Nathan Ballingrud is the author of the collections
Wounds: Six Stories from the Border of Hell, and
North American Lake Monsters. He is a two-time winner of the Shirley Jackson Award and has been shortlisted for the World Fantasy, British Fantasy, and Bram Stoker Awards. His novella “The Visible Filth” was adapted into the movie
Wounds, written and directed by Babak Anvari;
North American Lake Monsters was filmed as
Monsterland, an anthology series for Hulu. His first novel,
The Strange, was recently published. He lives in Asheville, North Carolina.
Gemma Files, a former film critic, journalist, screenwriter, and teacher, has been an award-winning horror author since 1999. She has published two collections of short work; two chapbooks of speculative poetry; the “weird western” Hexslinger Series; a story-cycle; and the standalone novel
Experimental Film, which won the 2016 Shirley Jackson Award for Best Novel and the 2016 Sunburst Award for Best Adult Novel. Files also has several story collections and a collection of poetry forthcoming.
Pat Cadigan is the author of more than a dozen books, including two nonfiction titles, a young adult novel, and two Arthur C. Clarke Award–winning novels, Synners and Fools. She has won two Scribe Awards for a novelization of Alita: Battle Angel and an adaptation of William Gibson’s unproduced screenplay for Alien 3, along with three Locus Awards and a Hugo Award for her novelette “The Girl-Thing Who Went Out for Sushi.” Pat lives in North London with her husband, Chris Fowler.
Terry Dowling has been called “Australia’s finest writer of horror” by
Locus magazine.
TheYear’s Best Fantasy and Horror series featured more horror stories by Dowling in its twenty-one–year run than any other writer. Dowling is author of
Basic Black: Tales of Appropriate Fear (International Horror Guild Award for Best Collection, 2007),
An Intimate Knowledge of the Night,
Blackwater Days, and
The Night Shop: Tales for the Lonely Hours. He can be found at www.terrydowling.com.

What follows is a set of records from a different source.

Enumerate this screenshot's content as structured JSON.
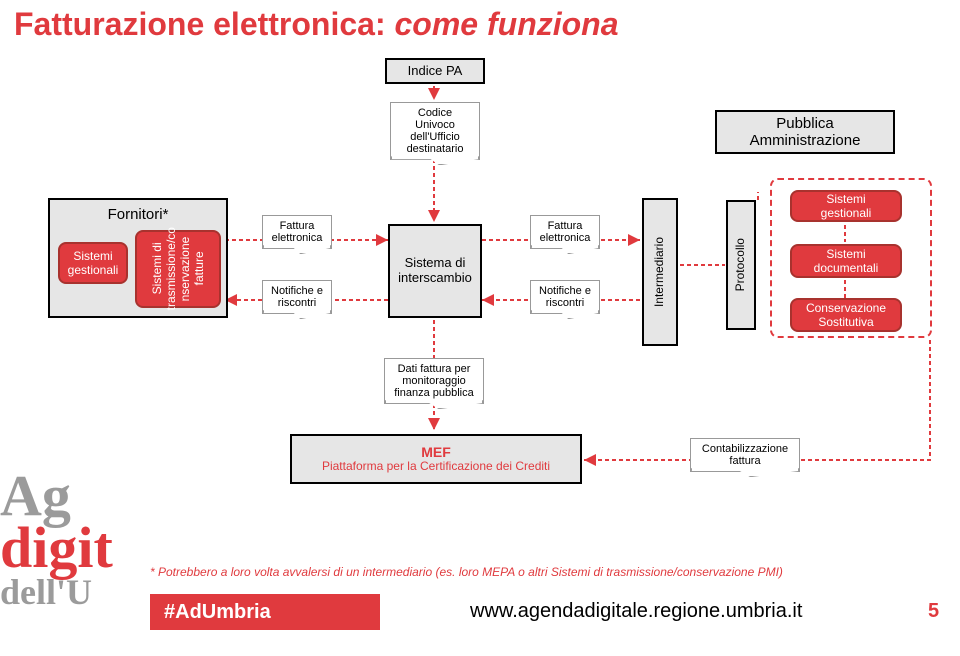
{
  "colors": {
    "red": "#e03a3e",
    "darkred": "#a8322e",
    "grey": "#e6e6e6",
    "black": "#000000",
    "dashRed": "#e03a3e"
  },
  "title": {
    "part1": "Fatturazione elettronica: ",
    "part2": "come funziona",
    "color": "#e03a3e",
    "fontsize": 32
  },
  "boxes": {
    "indice_pa": "Indice PA",
    "codice": "Codice Univoco\ndell'Ufficio\ndestinatario",
    "pubblica_amm": "Pubblica\nAmministrazione",
    "fornitori": "Fornitori*",
    "sistema_interscambio": "Sistema di\ninterscambio",
    "intermediario": "Intermediario",
    "protocollo": "Protocollo",
    "mef": "MEF\nPiattaforma per la Certificazione dei Crediti"
  },
  "red_boxes": {
    "sistemi_gestionali_left": "Sistemi\ngestionali",
    "sistemi_trasm": "Sistemi di\ntrasmissione/co\nnservazione\nfatture",
    "sistemi_gestionali_right": "Sistemi\ngestionali",
    "sistemi_documentali": "Sistemi\ndocumentali",
    "conservazione": "Conservazione\nSostitutiva"
  },
  "tabs": {
    "fattura_elettronica_l": "Fattura\nelettronica",
    "notifiche_l": "Notifiche e\nriscontri",
    "fattura_elettronica_r": "Fattura\nelettronica",
    "notifiche_r": "Notifiche e\nriscontri",
    "dati_fattura": "Dati fattura per\nmonitoraggio\nfinanza pubblica",
    "contabilizzazione": "Contabilizzazione\nfattura"
  },
  "logo": {
    "line1": "Ag",
    "line2": "digit",
    "line3": "dell'U",
    "color_grey_text": "#bfbfbf"
  },
  "footnote": "* Potrebbero a loro volta avvalersi di un intermediario (es. loro MEPA o altri Sistemi di trasmissione/conservazione PMI)",
  "footer": {
    "hash": "#AdUmbria",
    "url": "www.agendadigitale.regione.umbria.it",
    "page": "5"
  }
}
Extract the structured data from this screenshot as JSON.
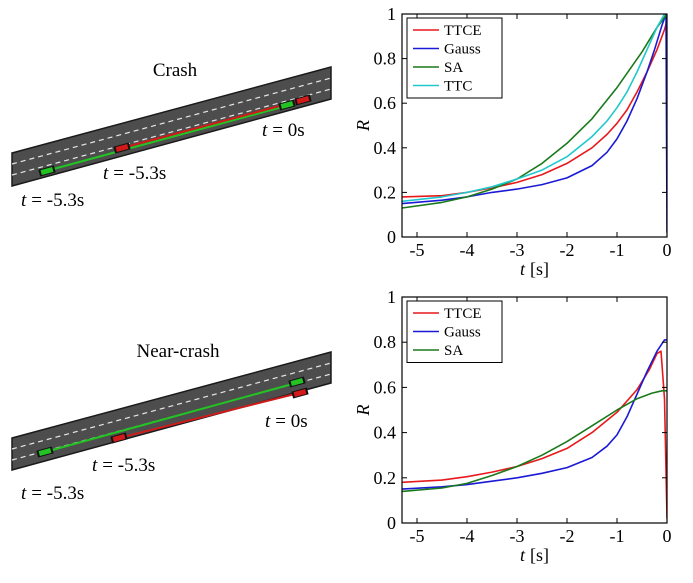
{
  "scenarios": [
    {
      "title": "Crash",
      "labels": [
        "t = 0s",
        "t = -5.3s",
        "t = -5.3s"
      ],
      "label_prefix": "t",
      "label_values": [
        "= 0s",
        "= -5.3s",
        "= -5.3s"
      ]
    },
    {
      "title": "Near-crash",
      "labels": [
        "t = 0s",
        "t = -5.3s",
        "t = -5.3s"
      ],
      "label_prefix": "t",
      "label_values": [
        "= 0s",
        "= -5.3s",
        "= -5.3s"
      ]
    }
  ],
  "colors": {
    "TTCE": "#e8191c",
    "Gauss": "#1a1ad6",
    "SA": "#1a7a1a",
    "TTC": "#20c8cc",
    "road": "#4d4d4d",
    "road_edge": "#1a1a1a",
    "lane_dash": "#e6e6e6",
    "car_green": "#22c322",
    "car_red": "#d21a1a"
  },
  "chart_data": [
    {
      "type": "line",
      "xlabel_var": "t",
      "xlabel_unit": "[s]",
      "ylabel": "R",
      "xlim": [
        -5.3,
        0
      ],
      "ylim": [
        0,
        1
      ],
      "xticks": [
        -5,
        -4,
        -3,
        -2,
        -1,
        0
      ],
      "xtick_labels": [
        "-5",
        "-4",
        "-3",
        "-2",
        "-1",
        "0"
      ],
      "yticks": [
        0,
        0.2,
        0.4,
        0.6,
        0.8,
        1
      ],
      "ytick_labels": [
        "0",
        "0.2",
        "0.4",
        "0.6",
        "0.8",
        "1"
      ],
      "legend_position": "top-left",
      "series": [
        {
          "name": "TTCE",
          "x": [
            -5.3,
            -4.5,
            -4.0,
            -3.5,
            -3.0,
            -2.5,
            -2.0,
            -1.5,
            -1.2,
            -1.0,
            -0.8,
            -0.6,
            -0.4,
            -0.2,
            -0.05,
            0.0
          ],
          "y": [
            0.18,
            0.185,
            0.2,
            0.22,
            0.245,
            0.28,
            0.33,
            0.4,
            0.46,
            0.51,
            0.57,
            0.65,
            0.74,
            0.84,
            0.93,
            0.97
          ]
        },
        {
          "name": "Gauss",
          "x": [
            -5.3,
            -4.5,
            -4.0,
            -3.5,
            -3.0,
            -2.5,
            -2.0,
            -1.5,
            -1.2,
            -1.0,
            -0.8,
            -0.6,
            -0.4,
            -0.25,
            -0.1,
            -0.02,
            0.0
          ],
          "y": [
            0.15,
            0.165,
            0.18,
            0.2,
            0.215,
            0.235,
            0.265,
            0.32,
            0.38,
            0.44,
            0.52,
            0.62,
            0.74,
            0.84,
            0.95,
            1.0,
            0.02
          ]
        },
        {
          "name": "SA",
          "x": [
            -5.3,
            -4.5,
            -4.0,
            -3.5,
            -3.0,
            -2.5,
            -2.0,
            -1.5,
            -1.0,
            -0.5,
            -0.2,
            0.0
          ],
          "y": [
            0.13,
            0.155,
            0.18,
            0.215,
            0.26,
            0.33,
            0.42,
            0.53,
            0.67,
            0.83,
            0.94,
            1.0
          ]
        },
        {
          "name": "TTC",
          "x": [
            -5.3,
            -4.5,
            -4.0,
            -3.5,
            -3.0,
            -2.5,
            -2.0,
            -1.5,
            -1.2,
            -1.0,
            -0.8,
            -0.6,
            -0.4,
            -0.2,
            -0.05
          ],
          "y": [
            0.16,
            0.18,
            0.2,
            0.225,
            0.26,
            0.3,
            0.36,
            0.45,
            0.52,
            0.58,
            0.65,
            0.74,
            0.84,
            0.94,
            1.0
          ]
        }
      ]
    },
    {
      "type": "line",
      "xlabel_var": "t",
      "xlabel_unit": "[s]",
      "ylabel": "R",
      "xlim": [
        -5.3,
        0
      ],
      "ylim": [
        0,
        1
      ],
      "xticks": [
        -5,
        -4,
        -3,
        -2,
        -1,
        0
      ],
      "xtick_labels": [
        "-5",
        "-4",
        "-3",
        "-2",
        "-1",
        "0"
      ],
      "yticks": [
        0,
        0.2,
        0.4,
        0.6,
        0.8,
        1
      ],
      "ytick_labels": [
        "0",
        "0.2",
        "0.4",
        "0.6",
        "0.8",
        "1"
      ],
      "legend_position": "top-left",
      "series": [
        {
          "name": "TTCE",
          "x": [
            -5.3,
            -4.5,
            -4.0,
            -3.5,
            -3.0,
            -2.5,
            -2.0,
            -1.5,
            -1.0,
            -0.6,
            -0.35,
            -0.2,
            -0.12,
            -0.05,
            0.0
          ],
          "y": [
            0.18,
            0.19,
            0.205,
            0.225,
            0.25,
            0.285,
            0.33,
            0.4,
            0.49,
            0.59,
            0.68,
            0.75,
            0.76,
            0.55,
            0.02
          ]
        },
        {
          "name": "Gauss",
          "x": [
            -5.3,
            -4.5,
            -4.0,
            -3.5,
            -3.0,
            -2.5,
            -2.0,
            -1.5,
            -1.2,
            -1.0,
            -0.8,
            -0.6,
            -0.4,
            -0.2,
            -0.05,
            0.0
          ],
          "y": [
            0.15,
            0.16,
            0.17,
            0.185,
            0.2,
            0.22,
            0.245,
            0.29,
            0.34,
            0.39,
            0.47,
            0.57,
            0.67,
            0.76,
            0.81,
            0.81
          ]
        },
        {
          "name": "SA",
          "x": [
            -5.3,
            -4.5,
            -4.0,
            -3.5,
            -3.0,
            -2.5,
            -2.0,
            -1.5,
            -1.0,
            -0.6,
            -0.3,
            -0.1,
            0.0
          ],
          "y": [
            0.14,
            0.155,
            0.175,
            0.21,
            0.25,
            0.3,
            0.36,
            0.43,
            0.5,
            0.55,
            0.575,
            0.585,
            0.585
          ]
        }
      ]
    }
  ]
}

Jeffrey Ford is the author of the novels
Vanitas,
The Physiognomy,
Memoranda,
The Beyond,
The Portrait of Mrs. Charbuque,
The Girl in the Glass,
The Cosmology of the Wider World, and
The Shadow Year. His story collections are
The Fantasy Writer’s Assistant,
The Empire of Ice Cream,
The Drowned Life, and
Crackpot Palace. Ford has published over one hundred short stories, which have appeared in numerous journals, magazines, and anthologies, from the
Magazine of Fantasy & Science Fiction to
The Oxford Book of American Short Stories. He is the recipient of the World Fantasy Award, the Nebula Award, the Shirley Jackson Award, the Edgar Award, France’s Grand Prix de l’Imaginaire, and Japan’s Hayakawa’s SF Magazine Reader’s Award.
Ford’s fiction has been translated into twenty languages. In addition to writing, he has been a professor of literature and writing for thirty years and has been a guest lecturer at the Clarion Writers’ Workshop, the Stone Coast MFA in Creative Writing Program, Richard Hugo House in Seattle, and the Antioch Writers’ Workshop. Ford lives in Ohio and currently teaches at Ohio Wesleyan University.
Shirley Jackson Award winner Kaaron Warren has published five novels and seven short story collections. She’s sold two hundred short stories to publications big and small around the world and has appeared in Ellen Datlow’s Year’s Best anthologies. Her novel
The Grief Hole won three major Australian genre awards. She has lived in Melbourne, Sydney, Fiji, and Canberra; her most recent works are “The Deathplace Set” in
Vandal, and
Bitters, a novella. Warren won the inaugural Mayday Hills Ghost Story Competition.
John Langan is the author of two novels and five collections of stories. For his work, he has received the Bram Stoker and This Is Horror Awards. He is one of the founders of the Shirley Jackson Awards. He lives in New York’s Hudson Valley with his family and certainly not too many books.